Pour des ressources spécialisées sur le mariage islamique en France — annuaires d’imams, témoignages et guides pratiques —, le portail Mariage Musulman complète utilement cette interview.

Pour aller plus loin

Questions fréquentes

Qu'est-ce que le nikah et est-il reconnu par l'État français ?

Le nikah est le contrat de mariage islamique, distinct du mariage civil. En France, seul le mariage civil contracté à la mairie est légalement reconnu par l'État. Le nikah a une valeur spirituelle et communautaire, mais ne produit aucun effet juridique civil sans mariage à la mairie. Les deux démarches sont complémentaires et recommandées par les imams sérieux.

Peut-on faire le nikah avant le mariage civil en France ?

Techniquement oui, mais la plupart des imams sérieux en France refusent de célébrer un nikah sans que le mariage civil ait été contracté ou soit imminent. Cette position vise à protéger les droits des femmes, qui n'ont aucun recours légal en cas de séparation si seul le nikah a été contracté.

Qu'est-ce que le wali et quel est son rôle dans le nikah ?
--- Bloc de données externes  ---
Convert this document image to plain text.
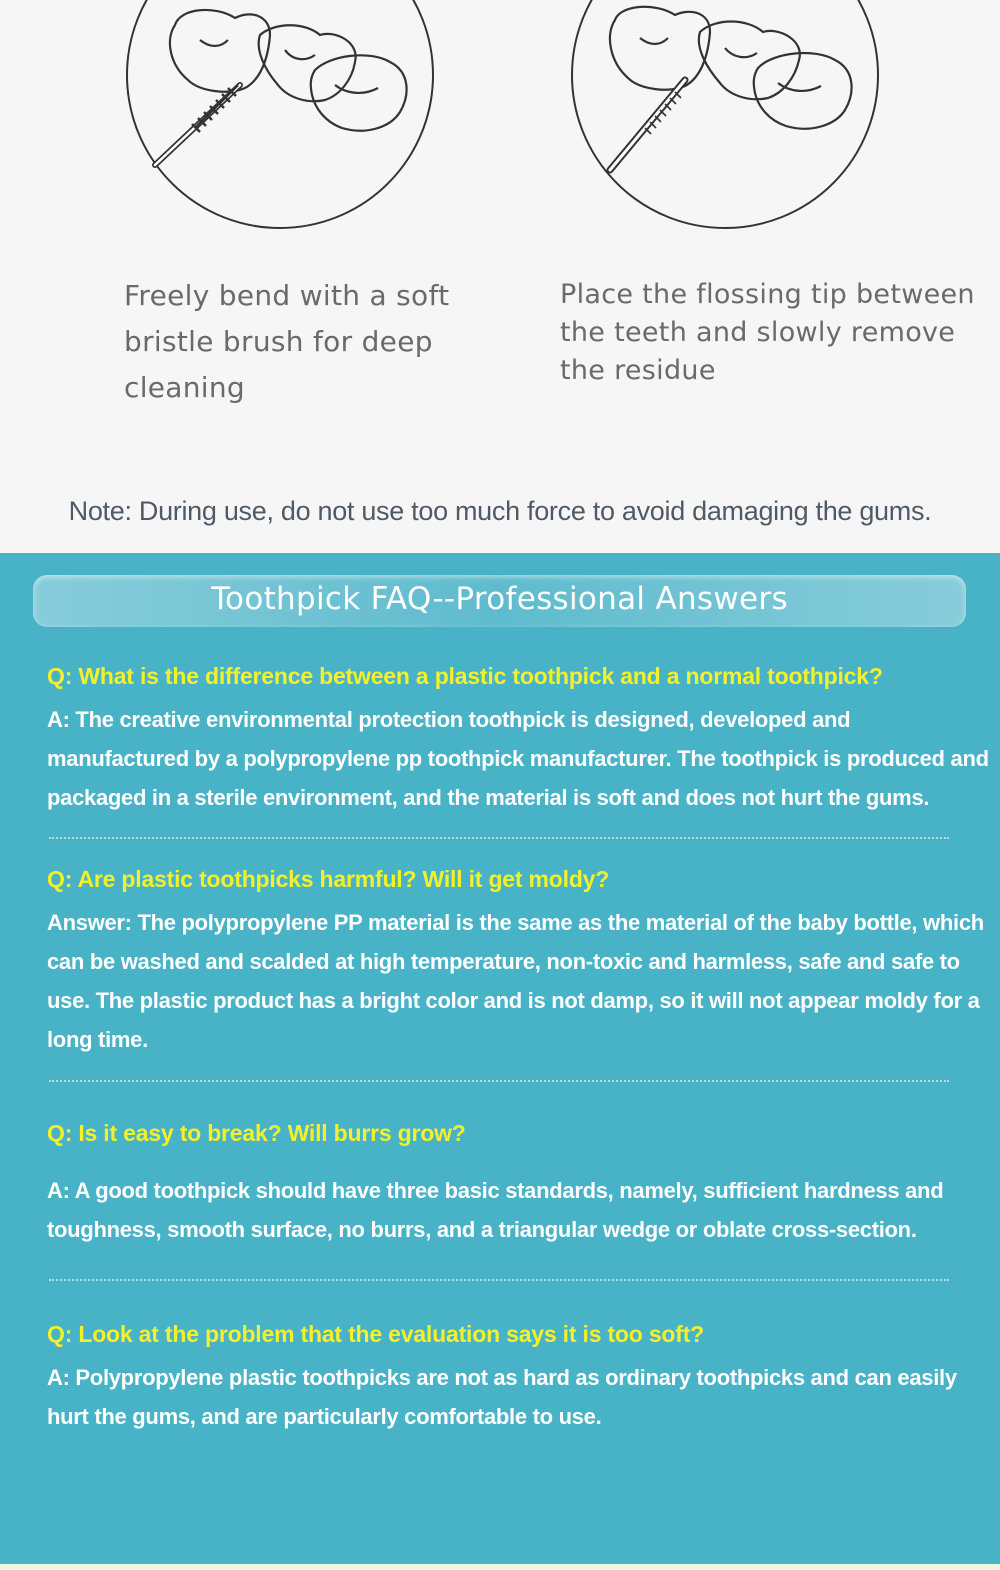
Freely bend with a soft bristle brush for deep cleaning
Place the flossing tip between the teeth and slowly remove the residue
Note: During use, do not use too much force to avoid damaging the gums.
Toothpick FAQ--Professional Answers

Q: What is the difference between a plastic toothpick and a normal toothpick?

A: The creative environmental protection toothpick is designed, developed and manufactured by a polypropylene pp toothpick manufacturer. The toothpick is produced and packaged in a sterile environment, and the material is soft and does not hurt the gums.

Q: Are plastic toothpicks harmful? Will it get moldy?

Answer: The polypropylene PP material is the same as the material of the baby bottle, which can be washed and scalded at high temperature, non-toxic and harmless, safe and safe to use. The plastic product has a bright color and is not damp, so it will not appear moldy for a long time.

Q: Is it easy to break? Will burrs grow?

A: A good toothpick should have three basic standards, namely, sufficient hardness and toughness, smooth surface, no burrs, and a triangular wedge or oblate cross-section.

Q: Look at the problem that the evaluation says it is too soft?

A: Polypropylene plastic toothpicks are not as hard as ordinary toothpicks and can easily hurt the gums, and are particularly comfortable to use.
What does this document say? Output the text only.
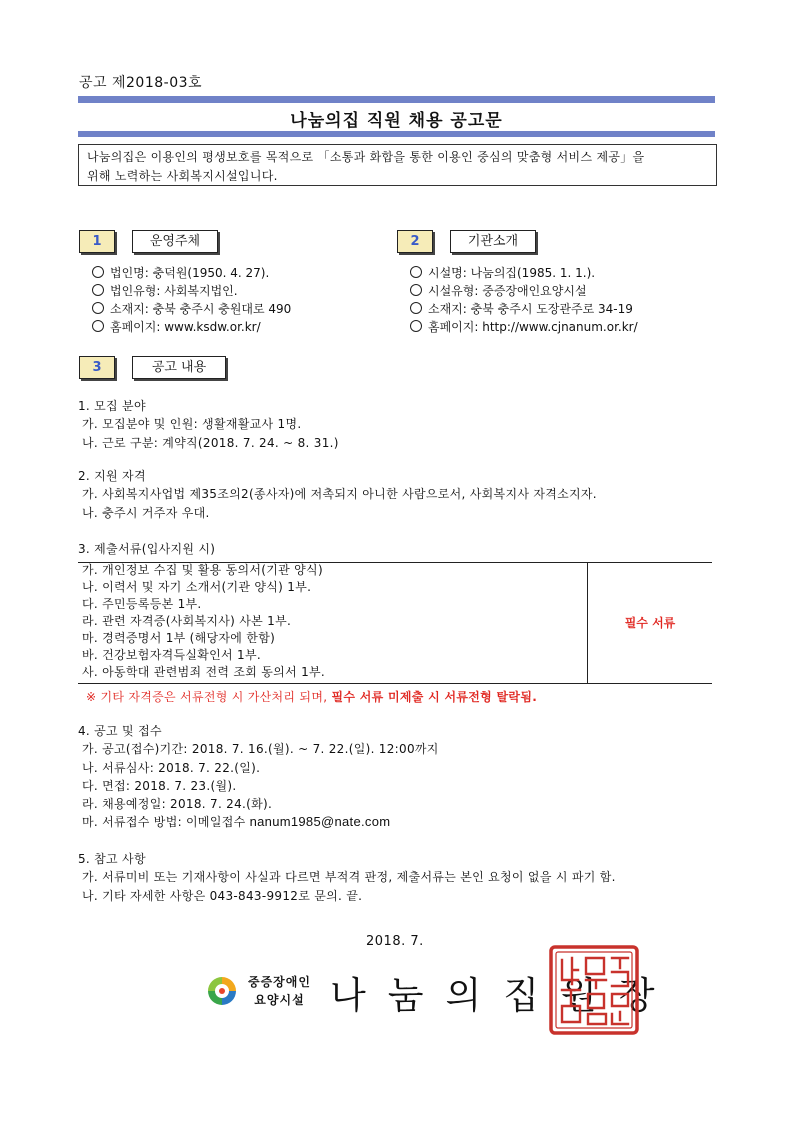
공고 제2018-03호
나눔의집 직원 채용 공고문
나눔의집은 이용인의 평생보호를 목적으로 「소통과 화합을 통한 이용인 중심의 맞춤형 서비스 제공」을
위해 노력하는 사회복지시설입니다.
1	운영주체	2	기관소개
법인명: 충덕원(1950. 4. 27).
법인유형: 사회복지법인.
소재지: 충북 충주시 충원대로 490
홈페이지: www.ksdw.or.kr/
시설명: 나눔의집(1985. 1. 1.).
시설유형: 중증장애인요양시설
소재지: 충북 충주시 도장관주로 34-19
홈페이지: http://www.cjnanum.or.kr/
3	공고 내용
1. 모집 분야
가. 모집분야 및 인원: 생활재활교사 1명.
나. 근로 구분: 계약직(2018. 7. 24. ~ 8. 31.)
2. 지원 자격
가. 사회복지사업법 제35조의2(종사자)에 저촉되지 아니한 사람으로서, 사회복지사 자격소지자.
나. 충주시 거주자 우대.
3. 제출서류(입사지원 시)
가. 개인정보 수집 및 활용 동의서(기관 양식)
나. 이력서 및 자기 소개서(기관 양식) 1부.
다. 주민등록등본 1부.
라. 관련 자격증(사회복지사) 사본 1부.
마. 경력증명서 1부 (해당자에 한함)
바. 건강보험자격득실확인서 1부.
사. 아동학대 관련범죄 전력 조회 동의서 1부.
필수 서류
※ 기타 자격증은 서류전형 시 가산처리 되며, 필수 서류 미제출 시 서류전형 탈락됨.
4. 공고 및 접수
가. 공고(접수)기간: 2018. 7. 16.(월). ~ 7. 22.(일). 12:00까지
나. 서류심사: 2018. 7. 22.(일).
다. 면접: 2018. 7. 23.(월).
라. 채용예정일: 2018. 7. 24.(화).
마. 서류접수 방법: 이메일접수 nanum1985@nate.com
5. 참고 사항
가. 서류미비 또는 기재사항이 사실과 다르면 부적격 판정, 제출서류는 본인 요청이 없을 시 파기 함.
나. 기타 자세한 사항은 043-843-9912로 문의. 끝.
2018. 7.
중증장애인
요양시설 나눔의집원장
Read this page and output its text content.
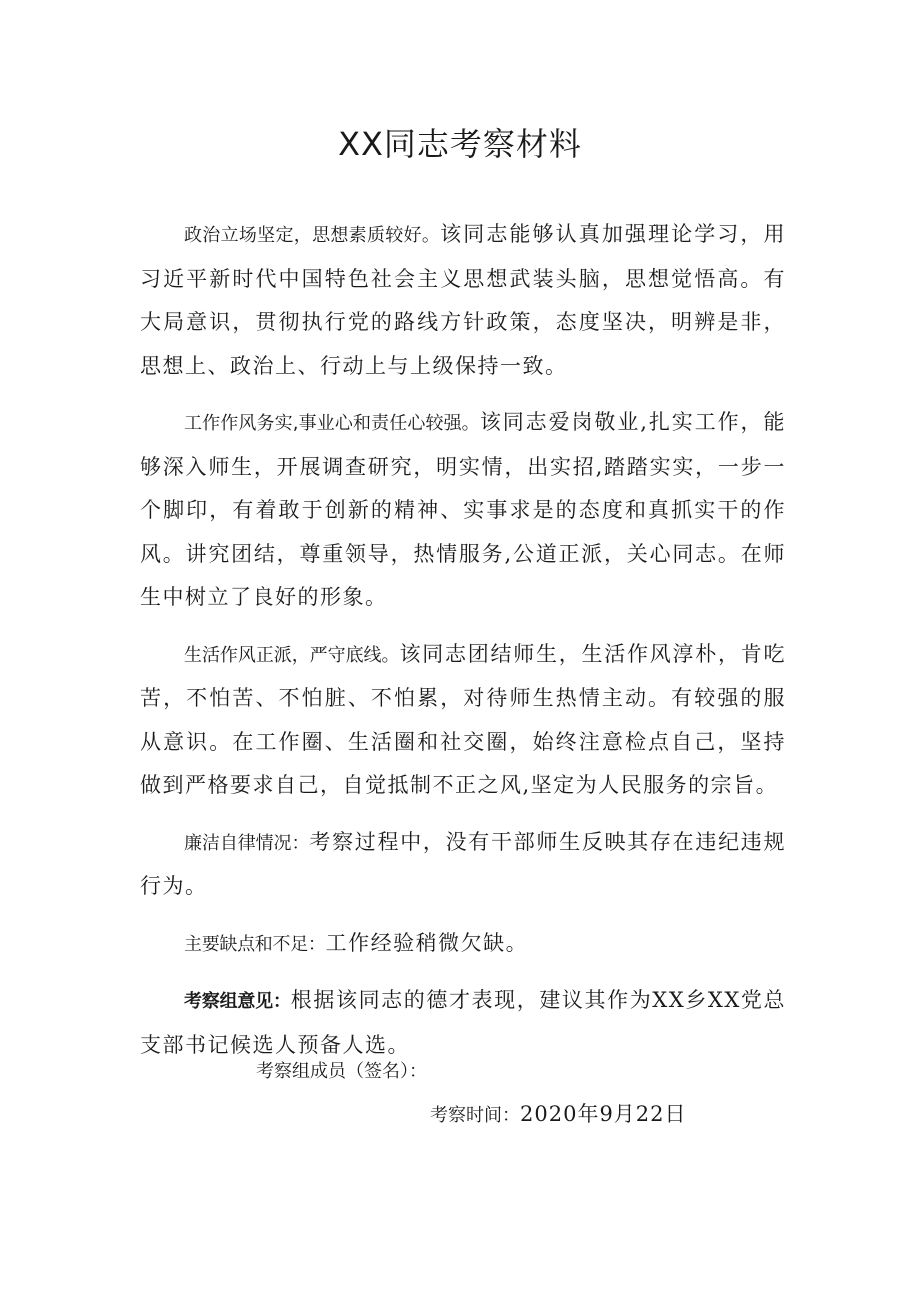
XX同志考察材料

政治立场坚定，思想素质较好。该同志能够认真加强理论学习，用习近平新时代中国特色社会主义思想武装头脑，思想觉悟高。有大局意识，贯彻执行党的路线方针政策，态度坚决，明辨是非，思想上、政治上、行动上与上级保持一致。

工作作风务实,事业心和责任心较强。该同志爱岗敬业,扎实工作，能够深入师生，开展调查研究，明实情，出实招,踏踏实实，一步一个脚印，有着敢于创新的精神、实事求是的态度和真抓实干的作风。讲究团结，尊重领导，热情服务,公道正派，关心同志。在师生中树立了良好的形象。

生活作风正派，严守底线。该同志团结师生，生活作风淳朴，肯吃苦，不怕苦、不怕脏、不怕累，对待师生热情主动。有较强的服从意识。在工作圈、生活圈和社交圈，始终注意检点自己，坚持做到严格要求自己，自觉抵制不正之风,坚定为人民服务的宗旨。

廉洁自律情况：考察过程中，没有干部师生反映其存在违纪违规行为。

主要缺点和不足：工作经验稍微欠缺。

考察组意见：根据该同志的德才表现，建议其作为XX乡XX党总支部书记候选人预备人选。

考察组成员（签名）：
考察时间：2020年9月22日
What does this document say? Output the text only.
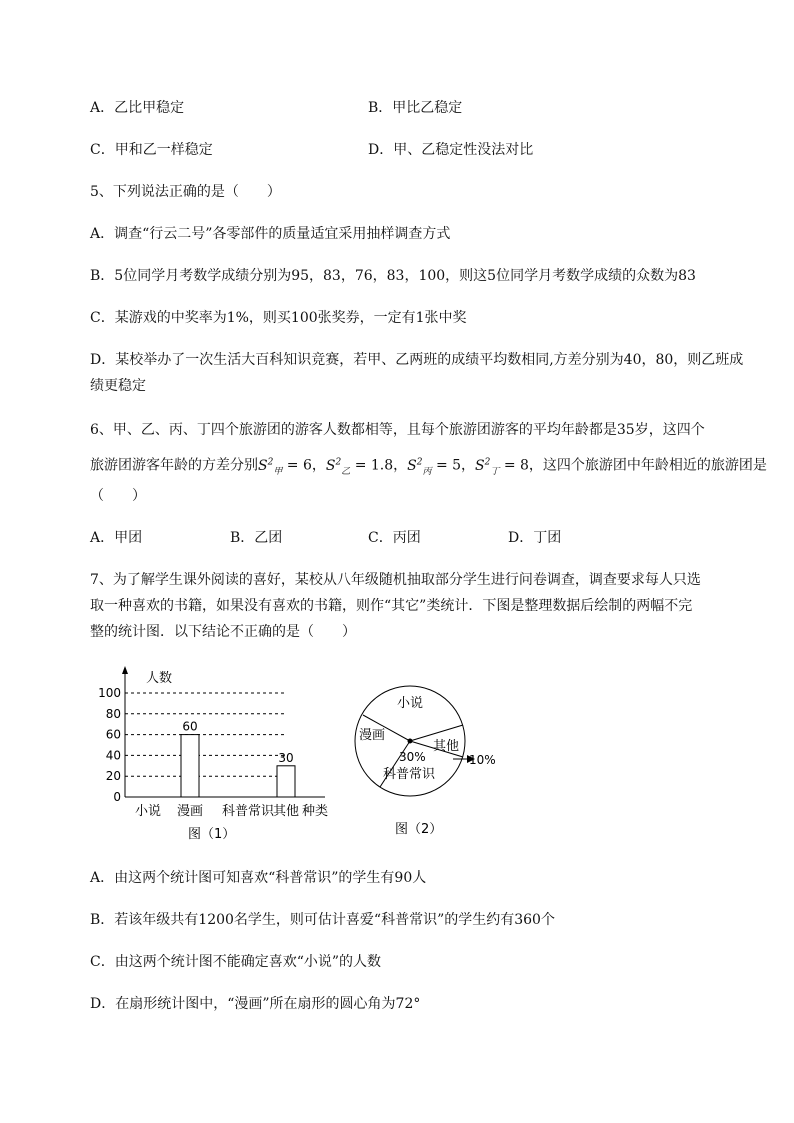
A．乙比甲稳定	B．甲比乙稳定
C．甲和乙一样稳定	D．甲、乙稳定性没法对比
5、下列说法正确的是（　　）
A．调查“行云二号”各零部件的质量适宜采用抽样调查方式
B．5位同学月考数学成绩分别为95，83，76，83，100，则这5位同学月考数学成绩的众数为83
C．某游戏的中奖率为1%，则买100张奖券，一定有1张中奖
D．某校举办了一次生活大百科知识竞赛，若甲、乙两班的成绩平均数相同,方差分别为40，80，则乙班成绩更稳定
6、甲、乙、丙、丁四个旅游团的游客人数都相等，且每个旅游团游客的平均年龄都是35岁，这四个
旅游团游客年龄的方差分别$S^2_甲 = 6$，$S^2_乙 = 1.8$，$S^2_丙 = 5$，$S^2_丁 = 8$，这四个旅游团中年龄相近的旅游团是
（　　）
A．甲团	B．乙团	C．丙团	D．丁团
7、为了解学生课外阅读的喜好，某校从八年级随机抽取部分学生进行问卷调查，调查要求每人只选
取一种喜欢的书籍，如果没有喜欢的书籍，则作“其它”类统计．下图是整理数据后绘制的两幅不完
整的统计图．以下结论不正确的是（　　）
0
20
40
60
80
100
60
30
小说 漫画 科普常识
其他
人数
种类
图（1）
小说
漫画
其他
30%
科普常识
10%
图（2）
A．由这两个统计图可知喜欢“科普常识”的学生有90人
B．若该年级共有1200名学生，则可估计喜爱“科普常识”的学生约有360个
C．由这两个统计图不能确定喜欢“小说”的人数
D．在扇形统计图中，“漫画”所在扇形的圆心角为72°
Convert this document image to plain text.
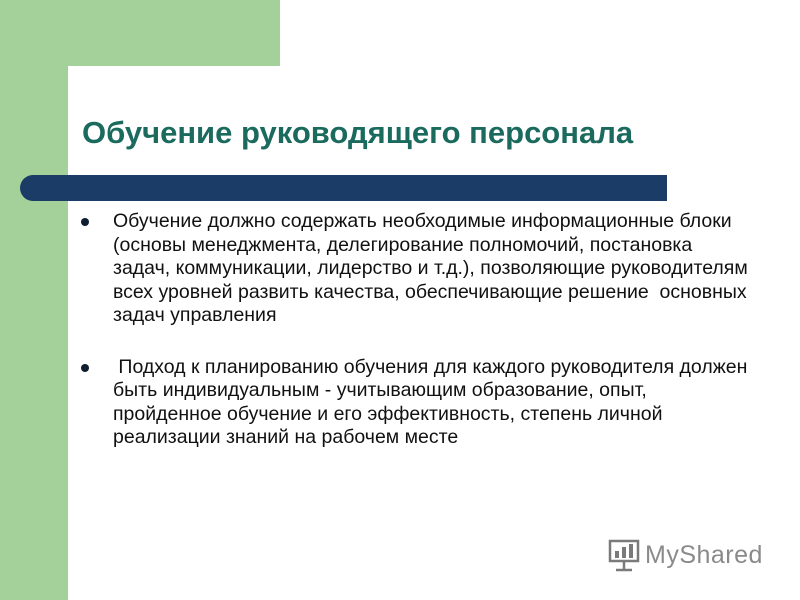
Обучение руководящего персонала
Обучение должно содержать необходимые информационные блоки (основы менеджмента, делегирование полномочий, постановка задач, коммуникации, лидерство и т.д.), позволяющие руководителям всех уровней развить качества, обеспечивающие решение  основных задач управления
Подход к планированию обучения для каждого руководителя должен быть индивидуальным - учитывающим образование, опыт, пройденное обучение и его эффективность, степень личной реализации знаний на рабочем месте
MyShared
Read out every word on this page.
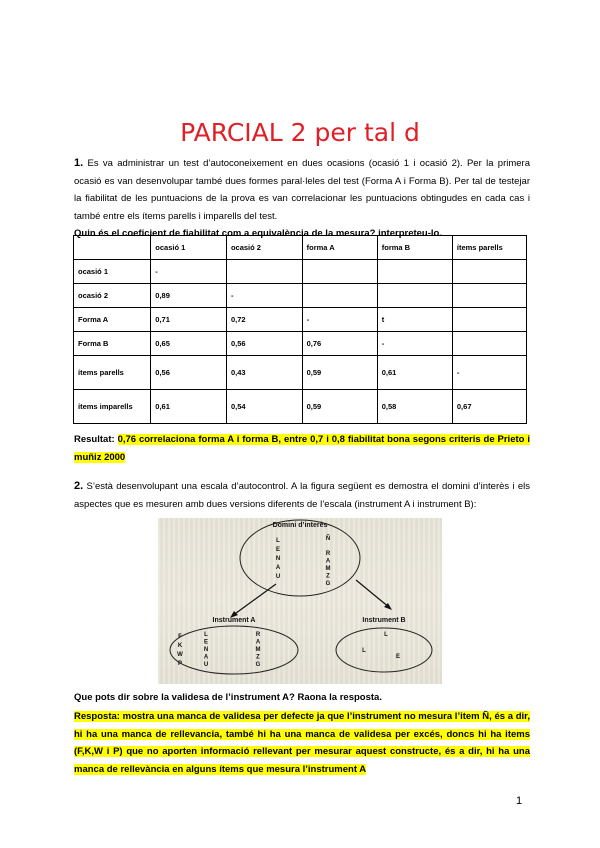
PARCIAL 2 per tal d
1. Es va administrar un test d’autoconeixement en dues ocasions (ocasió 1 i ocasió 2). Per la primera ocasió es van desenvolupar també dues formes paral·leles del test (Forma A i Forma B). Per tal de testejar la fiabilitat de les puntuacions de la prova es van correlacionar les puntuacions obtingudes en cada cas i també entre els ítems parells i imparells del test.
Quin és el coeficient de fiabilitat com a equivalència de la mesura? interpreteu-lo.
	ocasió 1	ocasió 2	forma A	forma B	ítems parells
ocasió 1	-				
ocasió 2	0,89	-			
Forma A	0,71	0,72	-	t	
Forma B	0,65	0,56	0,76	-	
ítems parells	0,56	0,43	0,59	0,61	-
ítems imparells	0,61	0,54	0,59	0,58	0,67
Resultat: 0,76 correlaciona forma A i forma B, entre 0,7 i 0,8 fiabilitat bona segons criteris de Prieto i muñiz 2000
2. S’està desenvolupant una escala d’autocontrol. A la figura següent es demostra el domini d’interès i els aspectes que es mesuren amb dues versions diferents de l’escala (instrument A i instrument B):
Domini d’interès
L
E
N
A
U
Ñ
R
A
M
Z
G
Instrument A	Instrument B
F
K
W
P
L
E
N
A
U
R
A
M
Z
G
L
L
E
Que pots dir sobre la validesa de l’instrument A? Raona la resposta.
Resposta: mostra una manca de validesa per defecte ja que l’instrument no mesura l’item Ñ, és a dir, hi ha una manca de rellevancia, també hi ha una manca de validesa per excés, doncs hi ha items (F,K,W i P) que no aporten informació rellevant per mesurar aquest constructe, és a dir, hi ha una manca de rellevància en alguns ítems que mesura l’instrument A
1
Le wali est le tuteur matrimonial de la femme, généralement son père ou à défaut un proche masculin (frère, oncle, imam). Son accord est une condition de validité du nikah dans la jurisprudence islamique majoritaire. Il représente la femme lors du contrat et donne son consentement formel à l'union.

Qu'est-ce que le mahr (dot islamique) ?

Le mahr est un don obligatoire du futur époux à sa femme au moment du nikah. Il peut être de nature matérielle (argent, bijoux) ou symbolique (enseignement du Coran, voyage). Son montant est fixé par accord entre les deux parties. C'est un droit exclusif de la femme, qu'elle garde même en cas de divorce.

Comment un converti peut-il faire le nikah en France ?

Un converti doit d'abord avoir prononcé la shahada et être reconnu comme musulman. Il lui faut également un wali — s'il n'a pas de famille musulmane, l'imam ou un responsable de la mosquée peut jouer ce rôle. Les imams sérieux accueillent les convertis avec bienveillance mais s'assurent de la solidité de la conversion avant de célébrer le nikah.